Not only does Xiaomi represent an interesting case study of a new competitive force, the market strategy they adopt clearly reveals a new trend in managing innovation – leveraging agile and highly-localized supply chain relationships to increase cost efficiencies. As they move into Brazil and continue to have an eye on new geographic market growth, one question is whether they will be able to replicate the existing successes in supply chain strategies into their new markets. This codification of processes and then the replication of them into new markets is a real test of the company’s innovation management success (and maturity).

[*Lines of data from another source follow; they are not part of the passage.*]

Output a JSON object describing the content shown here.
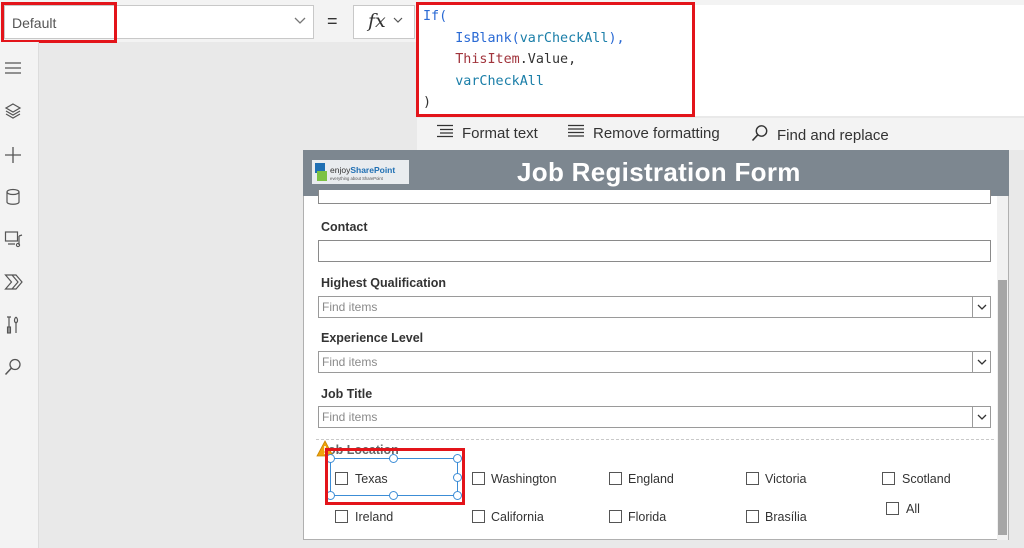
{
  "formula_bar": {
    "property_value": "Default",
    "equals": "=",
    "fx": "fx",
    "formula": {
      "line1_keyword": "If(",
      "line2_fn": "IsBlank(",
      "line2_var": "varCheckAll",
      "line2_end": "),",
      "line3_ctx": "ThisItem",
      "line3_rest": ".Value,",
      "line4_var": "varCheckAll",
      "line5": ")"
    },
    "toolbar": {
      "format_text": "Format text",
      "remove_formatting": "Remove formatting",
      "find_and_replace": "Find and replace"
    }
  },
  "left_rail": {
    "icons": [
      "hamburger-menu-icon",
      "layers-icon",
      "add-icon",
      "data-icon",
      "media-icon",
      "power-automate-icon",
      "tools-icon",
      "search-icon"
    ]
  },
  "form": {
    "title": "Job Registration Form",
    "logo": {
      "brand_prefix": "enjoy",
      "brand_name": "SharePoint",
      "tagline": "everything about SharePoint"
    },
    "fields": {
      "contact_label": "Contact",
      "qualification_label": "Highest Qualification",
      "qualification_placeholder": "Find items",
      "experience_label": "Experience Level",
      "experience_placeholder": "Find items",
      "job_title_label": "Job Title",
      "job_title_placeholder": "Find items",
      "job_location_label": "Job Location"
    },
    "locations": {
      "texas": "Texas",
      "washington": "Washington",
      "england": "England",
      "victoria": "Victoria",
      "scotland": "Scotland",
      "ireland": "Ireland",
      "california": "California",
      "florida": "Florida",
      "brasilia": "Brasília",
      "all": "All"
    }
  },
  "colors": {
    "highlight_red": "#e3141a",
    "header_gray": "#7d8790",
    "selection_blue": "#3c8dd6",
    "warning_orange": "#f0a30a"
  }
}
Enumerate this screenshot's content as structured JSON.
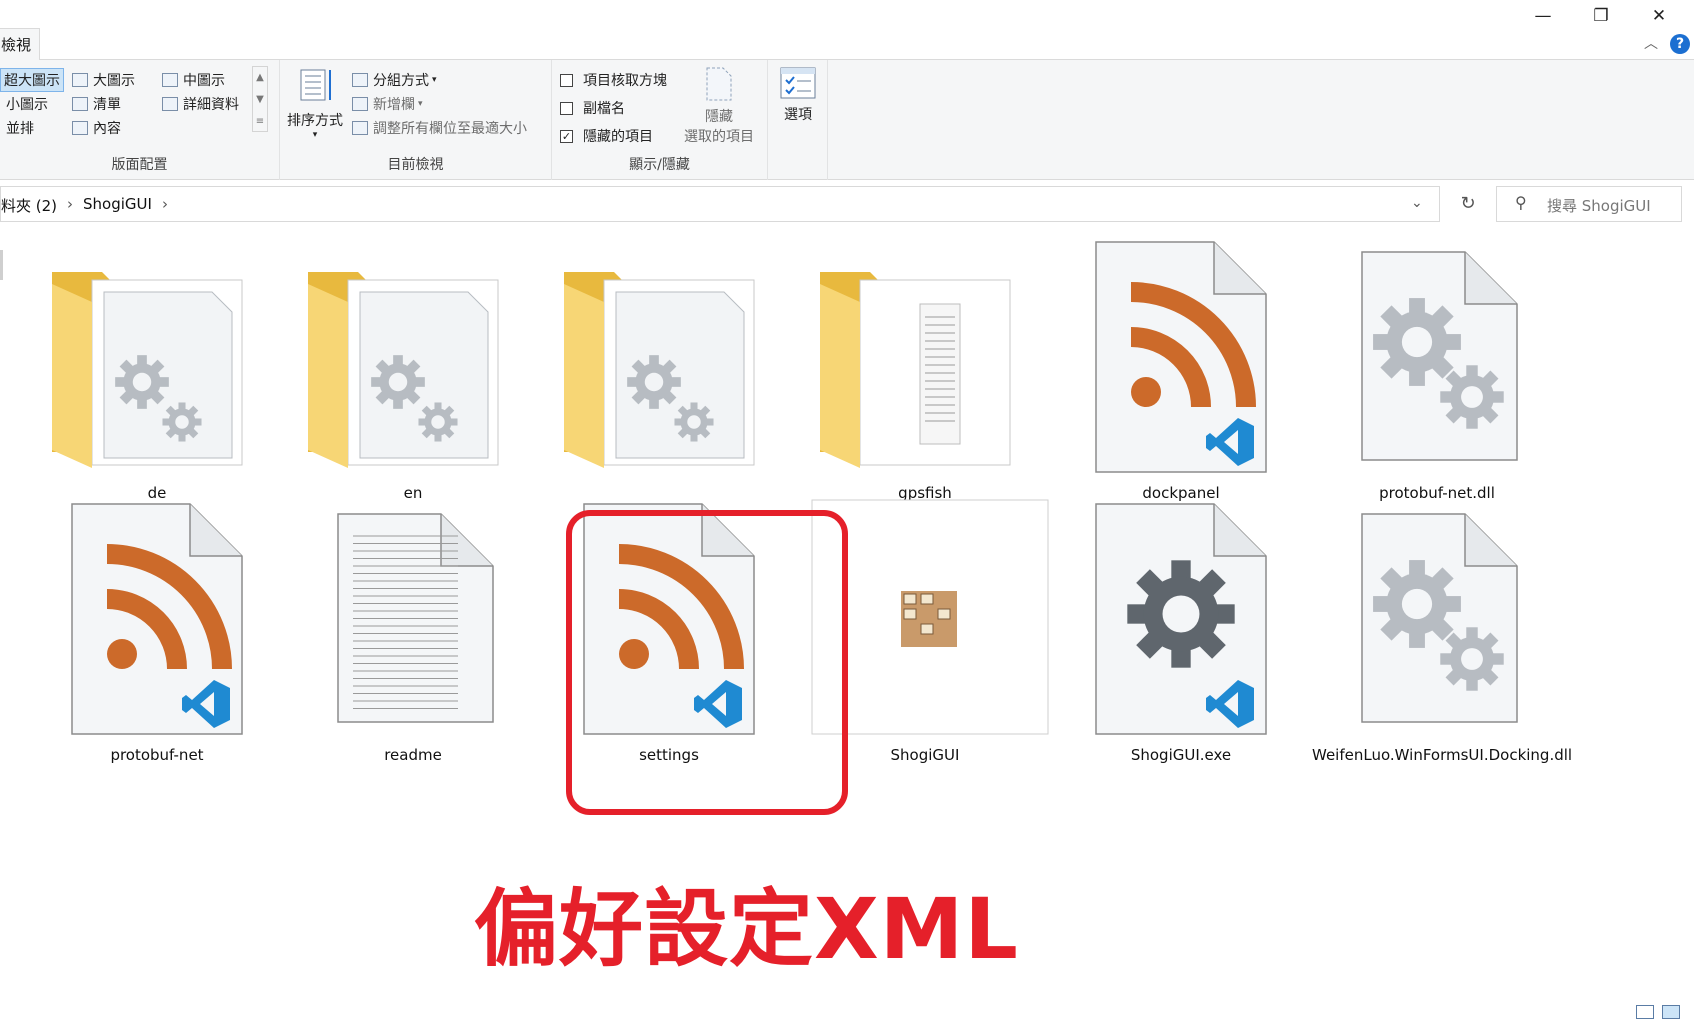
{
  "window": {
    "minimize": "—",
    "restore": "❐",
    "close": "✕"
  },
  "tabs": {
    "view": "檢視"
  },
  "ribbon": {
    "layout": {
      "label": "版面配置",
      "items": [
        "超大圖示",
        "大圖示",
        "中圖示",
        "小圖示",
        "清單",
        "詳細資料",
        "並排",
        "內容"
      ]
    },
    "current_view": {
      "label": "目前檢視",
      "sort": "排序方式",
      "group_by": "分組方式",
      "add_column": "新增欄",
      "fit_columns": "調整所有欄位至最適大小"
    },
    "show_hide": {
      "label": "顯示/隱藏",
      "item_checkboxes": "項目核取方塊",
      "file_extensions": "副檔名",
      "hidden_items": "隱藏的項目",
      "hide_selected_line1": "隱藏",
      "hide_selected_line2": "選取的項目"
    },
    "options": "選項"
  },
  "address": {
    "breadcrumb": [
      "料夾 (2)",
      "ShogiGUI"
    ],
    "search_placeholder": "搜尋 ShogiGUI"
  },
  "files": [
    {
      "name": "de",
      "type": "folder-gears"
    },
    {
      "name": "en",
      "type": "folder-gears"
    },
    {
      "name": "",
      "type": "folder-gears"
    },
    {
      "name": "gpsfish",
      "type": "folder-docs"
    },
    {
      "name": "dockpanel",
      "type": "xml-vscode"
    },
    {
      "name": "protobuf-net.dll",
      "type": "dll"
    },
    {
      "name": "protobuf-net",
      "type": "xml-vscode"
    },
    {
      "name": "readme",
      "type": "text"
    },
    {
      "name": "settings",
      "type": "xml-vscode"
    },
    {
      "name": "ShogiGUI",
      "type": "image"
    },
    {
      "name": "ShogiGUI.exe",
      "type": "exe-vscode"
    },
    {
      "name": "WeifenLuo.WinFormsUI.Docking.dll",
      "type": "dll"
    }
  ],
  "annotation": "偏好設定XML",
  "colors": {
    "accent_red": "#e5202a",
    "rss_orange": "#cc6a2a",
    "vscode_blue": "#1f8ad2",
    "folder_yellow": "#f7d675"
  }
}
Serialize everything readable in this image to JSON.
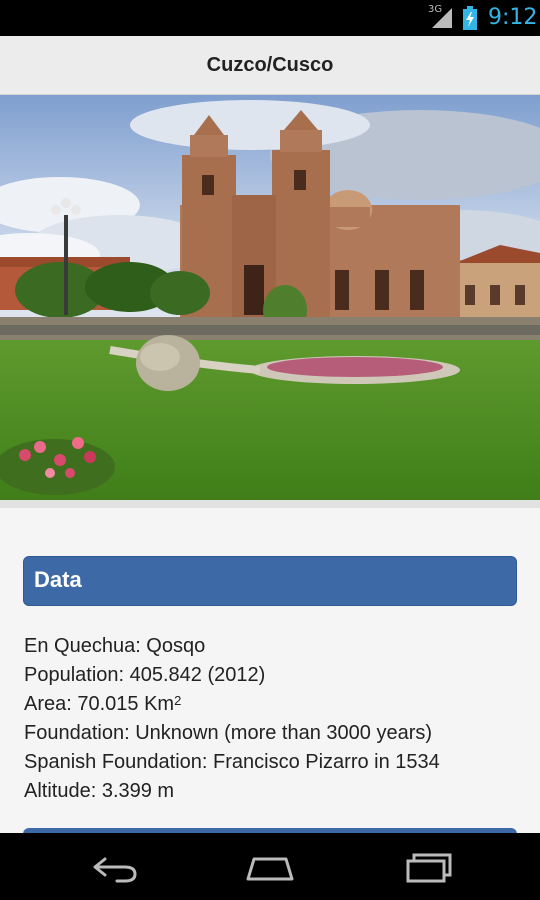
{
  "status_bar": {
    "network": "3G",
    "time": "9:12",
    "icons": [
      "signal-icon",
      "battery-charging-icon"
    ]
  },
  "action_bar": {
    "title": "Cuzco/Cusco"
  },
  "photo": {
    "icon": "city-photo"
  },
  "data_section": {
    "header": "Data",
    "en_quechua": "En Quechua: Qosqo",
    "population": "Population: 405.842 (2012)",
    "area_prefix": "Area: 70.015 Km",
    "area_sup": "2",
    "foundation": "Foundation: Unknown (more than 3000 years)",
    "spanish_foundation": "Spanish Foundation: Francisco Pizarro in 1534",
    "altitude": "Altitude: 3.399 m"
  },
  "nav_bar": {
    "icons": [
      "back-icon",
      "home-icon",
      "recent-apps-icon"
    ]
  },
  "colors": {
    "accent": "#33b5e5",
    "section_header": "#3d6aa6"
  }
}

While Xiaomi continues to be an interesting case study for rapid market entry and expansion, there are deeper questions and management changes at play in industry writ large. One core change to innovation management is the challenge facing Chief Supply Chain Officers (CSCOs) to balance both traditional efficiency requirements and new growth strategies, as discussed in a recent Gartner report, “2015 CEO Survey: Bimodal Balance Is Required for the Future of Supply Chain.” The responsibilities of CSCOs and the definition of supply chains now have a wider scope – no longer the domain of logistics, sourcing, and vendor relations alone, strategic business innovation has extended to include supply chain design as a source for real competitive advantages. The ability implement the right digital solution to the right opportunity can extent efficiencies learned from one arena into new markets and afford agility at critical market entry points.
With executives extending the challenge of innovation strategy for growth from the traditional arena of product and market scope to include supply chain innovation opens yet another door for significant changes along supply chains. The role that digital business is having in growth strategies is not limited to reaching, engaging, and enhancing customer experiences; importantly, from the supply chain side, the implementation of the right systems and metrics at the right point in change management strategies afford established efficiencies during times of rapid, agile, and innovative market growth.
New strategies for managing innovation that are embedded in the bimodal balance challenge placed on CSCOs and in the role of digital business, as Gartner has explored, affords a new type of agility, one that enables systems and therewith companies to quickly respond to unstable situations. As Gartner research posits: “Unlike a stable process, the unstable process does not depend on repetition of known steps, but on adapting to the situation. The instability inherent in this is used to increase its ability to respond to a wide range of unexpected or seldom-seen disruptions […].” Such an agility in process management truly opens innovative growth opportunities and has the potential to dramatically change the nature of supply chain relationships.
No longer placing greater weight on a set of favored partners, rather, these new, agile, digital business processes could have the capability of automating the selection of supply chain partners based on what is the most efficient and best connection series for the existent scenario, rather than following our long-standing relational connections favored by human network patterning. Will the future of our supply chains move from the hands of humans to more efficient faceless algorithms? The globalizing extension of supply chains has weakened the social network relationships that had characterized vendor relationships. This weakening in what was once a close-knit set of interpersonal relationships opens the door for being usurped by the more efficient, agile, and adaptive digital business management.